Slated to last four and a half months, the hearing began Aug. 8. Rather than starting with planning arguments – as is usually the case with the OMB – the case brought forward by Nextnine Limited, a numbered company and the Innisfil District Association kicked off with a series of legal maneouvres, including a Constitutional Question, to have the hearing adjourned.
The Huron-Wendat nation has appealed to provincial courts for a judicial review of the OMB’s decision to continue the hearing on a resort that would feature a 1,000-slip marina, a championship golf course, 1,600 resort units and 400-room hotel. Covering approximately 600 acres, the development would also feature recreational and cultural amenities.

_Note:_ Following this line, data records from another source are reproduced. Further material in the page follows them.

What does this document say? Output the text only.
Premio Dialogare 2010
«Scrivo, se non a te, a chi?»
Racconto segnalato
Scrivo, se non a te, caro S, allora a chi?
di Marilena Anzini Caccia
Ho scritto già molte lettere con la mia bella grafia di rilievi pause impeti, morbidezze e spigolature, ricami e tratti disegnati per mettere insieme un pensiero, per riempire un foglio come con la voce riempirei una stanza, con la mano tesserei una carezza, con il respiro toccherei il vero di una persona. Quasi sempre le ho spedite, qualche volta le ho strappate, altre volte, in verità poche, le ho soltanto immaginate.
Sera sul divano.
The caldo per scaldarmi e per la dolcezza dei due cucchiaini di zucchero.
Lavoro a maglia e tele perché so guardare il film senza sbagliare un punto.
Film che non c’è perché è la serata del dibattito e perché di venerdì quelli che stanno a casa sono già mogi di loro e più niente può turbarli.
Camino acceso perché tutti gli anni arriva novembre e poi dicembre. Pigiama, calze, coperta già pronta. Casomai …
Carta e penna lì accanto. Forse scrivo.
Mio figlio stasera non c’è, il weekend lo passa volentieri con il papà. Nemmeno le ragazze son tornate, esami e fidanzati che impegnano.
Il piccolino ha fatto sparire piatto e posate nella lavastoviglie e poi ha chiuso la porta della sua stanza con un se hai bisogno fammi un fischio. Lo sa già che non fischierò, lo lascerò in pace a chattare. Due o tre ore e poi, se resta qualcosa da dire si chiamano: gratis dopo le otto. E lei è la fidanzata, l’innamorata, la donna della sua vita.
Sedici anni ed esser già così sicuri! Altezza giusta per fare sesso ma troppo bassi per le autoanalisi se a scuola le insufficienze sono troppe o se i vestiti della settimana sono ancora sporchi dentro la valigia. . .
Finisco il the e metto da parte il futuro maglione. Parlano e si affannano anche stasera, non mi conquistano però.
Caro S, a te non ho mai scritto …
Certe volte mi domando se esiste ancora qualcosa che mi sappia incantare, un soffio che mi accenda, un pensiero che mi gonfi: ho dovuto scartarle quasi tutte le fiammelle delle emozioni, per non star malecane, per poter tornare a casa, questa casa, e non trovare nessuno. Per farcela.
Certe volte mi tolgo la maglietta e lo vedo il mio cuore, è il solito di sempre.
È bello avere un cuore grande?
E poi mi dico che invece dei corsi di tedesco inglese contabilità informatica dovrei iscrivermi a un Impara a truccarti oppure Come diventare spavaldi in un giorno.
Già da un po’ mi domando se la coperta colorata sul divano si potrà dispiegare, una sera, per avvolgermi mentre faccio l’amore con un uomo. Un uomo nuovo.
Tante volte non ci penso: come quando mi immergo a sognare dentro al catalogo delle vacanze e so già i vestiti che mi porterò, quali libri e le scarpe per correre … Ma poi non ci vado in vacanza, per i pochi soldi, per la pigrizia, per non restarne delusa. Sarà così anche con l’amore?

This week’s testimony was the climax of the environmental case against the resort, and next week, developer Geranium is to begin its defence – except for Oct. 23, a time when public environmental groups can have their say, from 4 to 7 p.m. Preregistered, they include the Rescue Lake Simcoe Coalition, the Ladies of the Lake, Innisfil Residents’ Association president Nola Wale and other residents.

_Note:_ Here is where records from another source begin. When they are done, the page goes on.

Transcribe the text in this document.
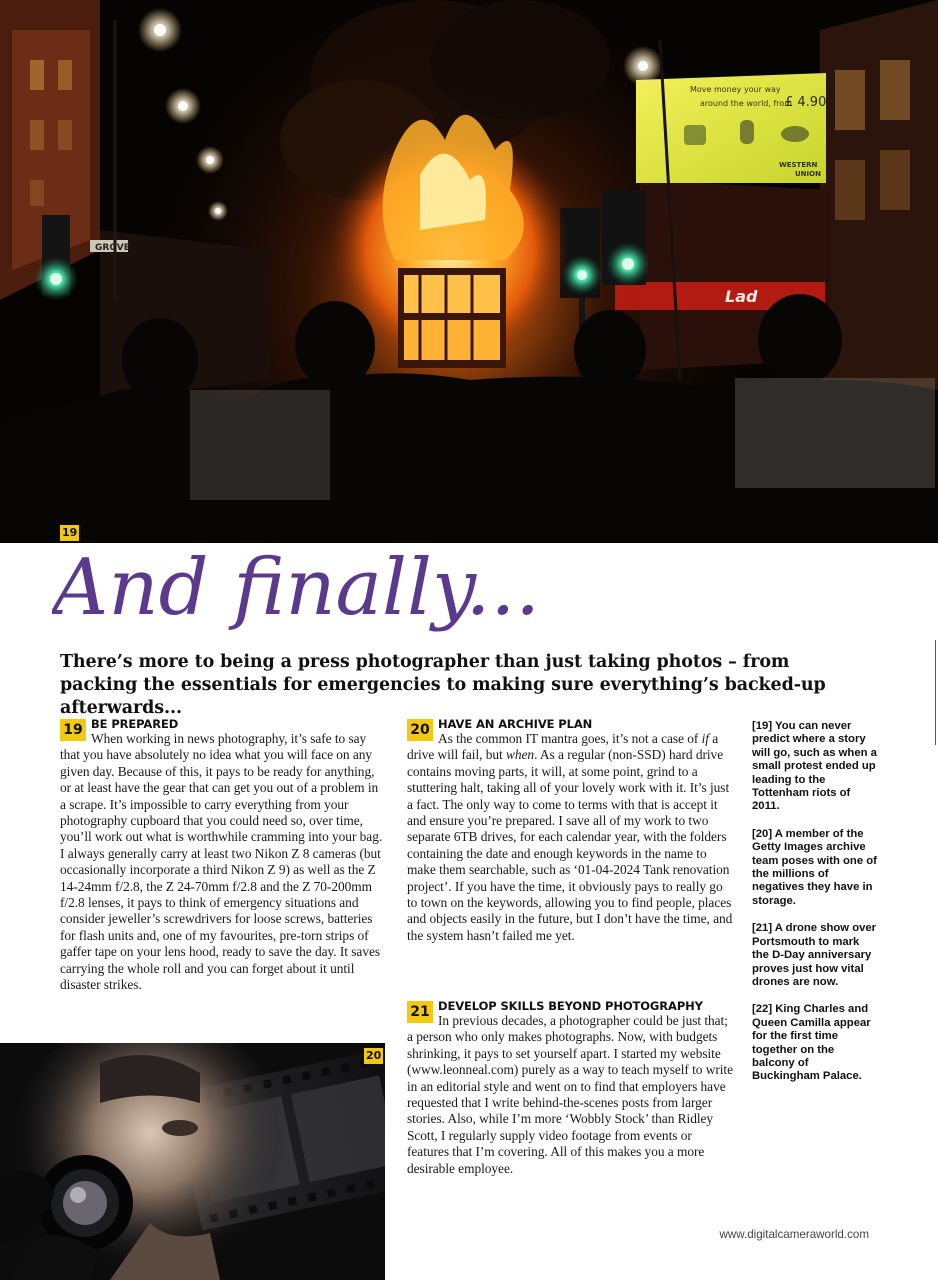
GROVE
Lad
Move money your way
around the world, from
£ 4.90
WESTERN
UNION
19
And finally...
There’s more to being a press photographer than just taking photos – from packing the essentials for emergencies to making sure everything’s backed-up afterwards...
19 BE PREPARED
When working in news photography, it’s safe to say that you have absolutely no idea what you will face on any given day. Because of this, it pays to be ready for anything, or at least have the gear that can get you out of a problem in a scrape. It’s impossible to carry everything from your photography cupboard that you could need so, over time, you’ll work out what is worthwhile cramming into your bag. I always generally carry at least two Nikon Z 8 cameras (but occasionally incorporate a third Nikon Z 9) as well as the Z 14-24mm f/2.8, the Z 24-70mm f/2.8 and the Z 70-200mm f/2.8 lenses, it pays to think of emergency situations and consider jeweller’s screwdrivers for loose screws, batteries for flash units and, one of my favourites, pre-torn strips of gaffer tape on your lens hood, ready to save the day. It saves carrying the whole roll and you can forget about it until disaster strikes.
20 HAVE AN ARCHIVE PLAN
As the common IT mantra goes, it’s not a case of if a drive will fail, but when. As a regular (non-SSD) hard drive contains moving parts, it will, at some point, grind to a stuttering halt, taking all of your lovely work with it. It’s just a fact. The only way to come to terms with that is accept it and ensure you’re prepared. I save all of my work to two separate 6TB drives, for each calendar year, with the folders containing the date and enough keywords in the name to make them searchable, such as ‘01-04-2024 Tank renovation project’. If you have the time, it obviously pays to really go to town on the keywords, allowing you to find people, places and objects easily in the future, but I don’t have the time, and the system hasn’t failed me yet.
21 DEVELOP SKILLS BEYOND PHOTOGRAPHY
In previous decades, a photographer could be just that; a person who only makes photographs. Now, with budgets shrinking, it pays to set yourself apart. I started my website (www.leonneal.com) purely as a way to teach myself to write in an editorial style and went on to find that employers have requested that I write behind-the-scenes posts from larger stories. Also, while I’m more ‘Wobbly Stock’ than Ridley Scott, I regularly supply video footage from events or features that I’m covering. All of this makes you a more desirable employee.

[19] You can never predict where a story will go, such as when a small protest ended up leading to the Tottenham riots of 2011.

[20] A member of the Getty Images archive team poses with one of the millions of negatives they have in storage.

[21] A drone show over Portsmouth to mark the D-Day anniversary proves just how vital drones are now.

[22] King Charles and Queen Camilla appear for the first time together on the balcony of Buckingham Palace.

20
www.digitalcameraworld.com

After weeks of legal wrangling, lawyers got down to planning arguments in late August, and environmental witnesses began testifying the week of Sept. 21.
University of Guelph zoologist and private environmental consultant Robin Craig was the first in the series to take the stand; he told the OMB Innisfil already fails to meet the 30-per-cent forest cover guideline, and the town cannot afford to allow more forests to be cut to make way for the resort on the shores of Lake Simcoe. Forests are critical in that they provide habitat for wildlife, and they filter contaminants from the land, especially those that contain phosphorous that can adversely impact water quality in the lake, he explained.

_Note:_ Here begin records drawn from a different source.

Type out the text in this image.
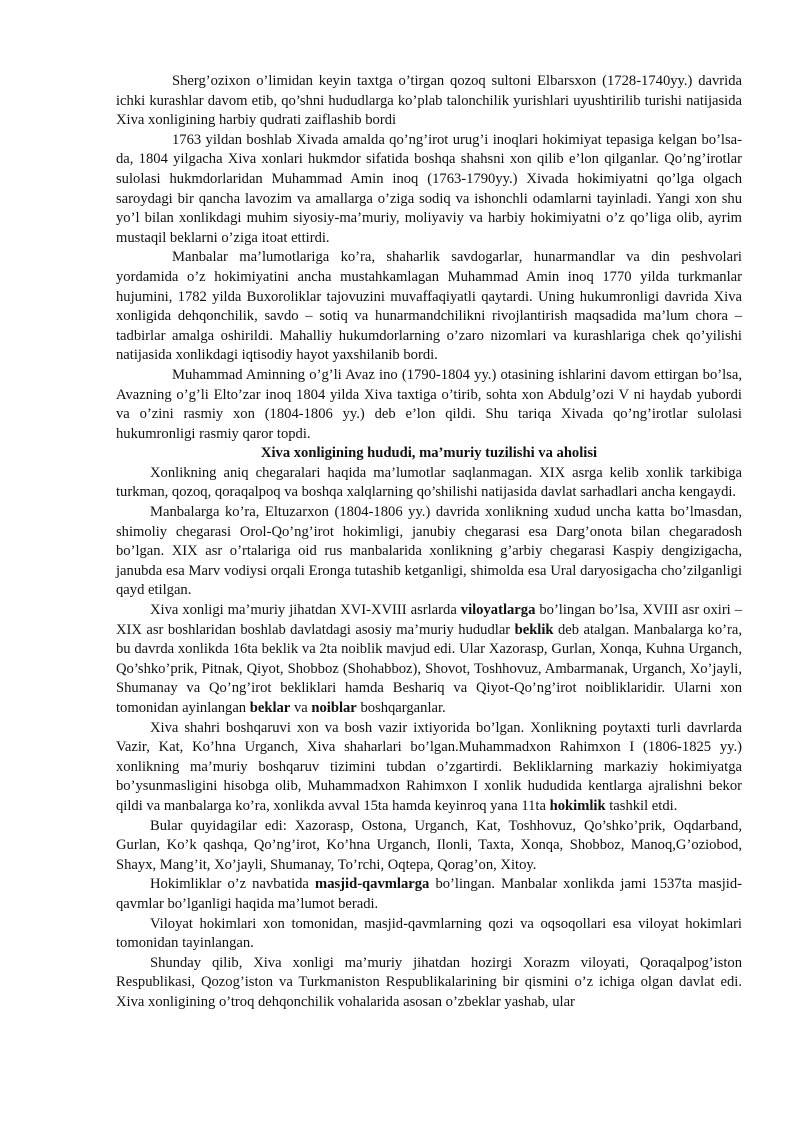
Sherg’ozixon o’limidan keyin taxtga o’tirgan qozoq sultoni Elbarsxon (1728-1740yy.) davrida ichki kurashlar davom etib, qo’shni hududlarga ko’plab talonchilik yurishlari uyushtirilib turishi natijasida Xiva xonligining harbiy qudrati zaiflashib bordi

1763 yildan boshlab Xivada amalda qo’ng’irot urug’i inoqlari hokimiyat tepasiga kelgan bo’lsa-da, 1804 yilgacha Xiva xonlari hukmdor sifatida boshqa shahsni xon qilib e’lon qilganlar. Qo’ng’irotlar sulolasi hukmdorlaridan Muhammad Amin inoq (1763-1790yy.) Xivada hokimiyatni qo’lga olgach saroydagi bir qancha lavozim va amallarga o’ziga sodiq va ishonchli odamlarni tayinladi. Yangi xon shu yo’l bilan xonlikdagi muhim siyosiy-ma’muriy, moliyaviy va harbiy hokimiyatni o’z qo’liga olib, ayrim mustaqil beklarni o’ziga itoat ettirdi.

Manbalar ma’lumotlariga ko’ra, shaharlik savdogarlar, hunarmandlar va din peshvolari yordamida o’z hokimiyatini ancha mustahkamlagan Muhammad Amin inoq 1770 yilda turkmanlar hujumini, 1782 yilda Buxoroliklar tajovuzini muvaffaqiyatli qaytardi. Uning hukumronligi davrida Xiva xonligida dehqonchilik, savdo – sotiq va hunarmandchilikni rivojlantirish maqsadida ma’lum chora – tadbirlar amalga oshirildi. Mahalliy hukumdorlarning o’zaro nizomlari va kurashlariga chek qo’yilishi natijasida xonlikdagi iqtisodiy hayot yaxshilanib bordi.

Muhammad Aminning o’g’li Avaz ino (1790-1804 yy.) otasining ishlarini davom ettirgan bo’lsa, Avazning o’g’li Elto’zar inoq 1804 yilda Xiva taxtiga o’tirib, sohta xon Abdulg’ozi V ni haydab yubordi va o’zini rasmiy xon (1804-1806 yy.) deb e’lon qildi. Shu tariqa Xivada qo’ng’irotlar sulolasi hukumronligi rasmiy qaror topdi.

Xiva xonligining hududi, ma’muriy tuzilishi va aholisi

Xonlikning aniq chegaralari haqida ma’lumotlar saqlanmagan. XIX asrga kelib xonlik tarkibiga turkman, qozoq, qoraqalpoq va boshqa xalqlarning qo’shilishi natijasida davlat sarhadlari ancha kengaydi.

Manbalarga ko’ra, Eltuzarxon (1804-1806 yy.) davrida xonlikning xudud uncha katta bo’lmasdan, shimoliy chegarasi Orol-Qo’ng’irot hokimligi, janubiy chegarasi esa Darg’onota bilan chegaradosh bo’lgan. XIX asr o’rtalariga oid rus manbalarida xonlikning g’arbiy chegarasi Kaspiy dengizigacha, janubda esa Marv vodiysi orqali Eronga tutashib ketganligi, shimolda esa Ural daryosigacha cho’zilganligi qayd etilgan.

Xiva xonligi ma’muriy jihatdan XVI-XVIII asrlarda viloyatlarga bo’lingan bo’lsa, XVIII asr oxiri – XIX asr boshlaridan boshlab davlatdagi asosiy ma’muriy hududlar beklik deb atalgan. Manbalarga ko’ra, bu davrda xonlikda 16ta beklik va 2ta noiblik mavjud edi. Ular Xazorasp, Gurlan, Xonqa, Kuhna Urganch, Qo’shko’prik, Pitnak, Qiyot, Shobboz (Shohabboz), Shovot, Toshhovuz, Ambarmanak, Urganch, Xo’jayli, Shumanay va Qo’ng’irot bekliklari hamda Beshariq va Qiyot-Qo’ng’irot noibliklaridir. Ularni xon tomonidan ayinlangan beklar va noiblar boshqarganlar.

Xiva shahri boshqaruvi xon va bosh vazir ixtiyorida bo’lgan. Xonlikning poytaxti turli davrlarda Vazir, Kat, Ko’hna Urganch, Xiva shaharlari bo’lgan.Muhammadxon Rahimxon I (1806-1825 yy.) xonlikning ma’muriy boshqaruv tizimini tubdan o’zgartirdi. Bekliklarning markaziy hokimiyatga bo’ysunmasligini hisobga olib, Muhammadxon Rahimxon I xonlik hududida kentlarga ajralishni bekor qildi va manbalarga ko’ra, xonlikda avval 15ta hamda keyinroq yana 11ta hokimlik tashkil etdi.

Bular quyidagilar edi: Xazorasp, Ostona, Urganch, Kat, Toshhovuz, Qo’shko’prik, Oqdarband, Gurlan, Ko’k qashqa, Qo’ng’irot, Ko’hna Urganch, Ilonli, Taxta, Xonqa, Shobboz, Manoq,G’oziobod, Shayx, Mang’it, Xo’jayli, Shumanay, To’rchi, Oqtepa, Qorag’on, Xitoy.

Hokimliklar o’z navbatida masjid-qavmlarga bo’lingan. Manbalar xonlikda jami 1537ta masjid-qavmlar bo’lganligi haqida ma’lumot beradi.

Viloyat hokimlari xon tomonidan, masjid-qavmlarning qozi va oqsoqollari esa viloyat hokimlari tomonidan tayinlangan.

Shunday qilib, Xiva xonligi ma’muriy jihatdan hozirgi Xorazm viloyati, Qoraqalpog’iston Respublikasi, Qozog’iston va Turkmaniston Respublikalarining bir qismini o’z ichiga olgan davlat edi. Xiva xonligining o’troq dehqonchilik vohalarida asosan o’zbeklar yashab, ular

Naturalist Bob Bowles followed as he told the board at-risk species have been ignored in the developer’s studies, species including Blanding’s Turtle and butternut trees. 
After breaking for a week, the hearing resumed the first week of October, with biology professor Dr. Tom Watson, followed by local planner Al McNair, and this week environmental sciences professor Dr. Peter Dillon, who wrapped up the opponents’ witnesses. (see related story)
Watson, an expert in fish biology and toxicology, said increased boat traffic will heighten the risk of fuel spills and leaks, as well as degrade the water quality in the basin by increasing the temperature. Watson also criticized some developer’s studies as being deficient and inadequate.
McNair, a Barrie-based planner, challenged the proposal based on the province’s plans to protect Lake Simcoe.
“In my opinion, the County of Simcoe has not planned wisely in selecting the Special Development Area designation for this second-home resort community. I believe the County of Simcoe used the Special Development Area to avoid the issue of whether this community of 4,000 to 5,000 people is a settlement,” he said.
Leading the case against the resort, lawyer David Donnelly called the label  “a loophole so large … you could sail a yacht through it, (a yacht) that would make Thurston Howell III proud.”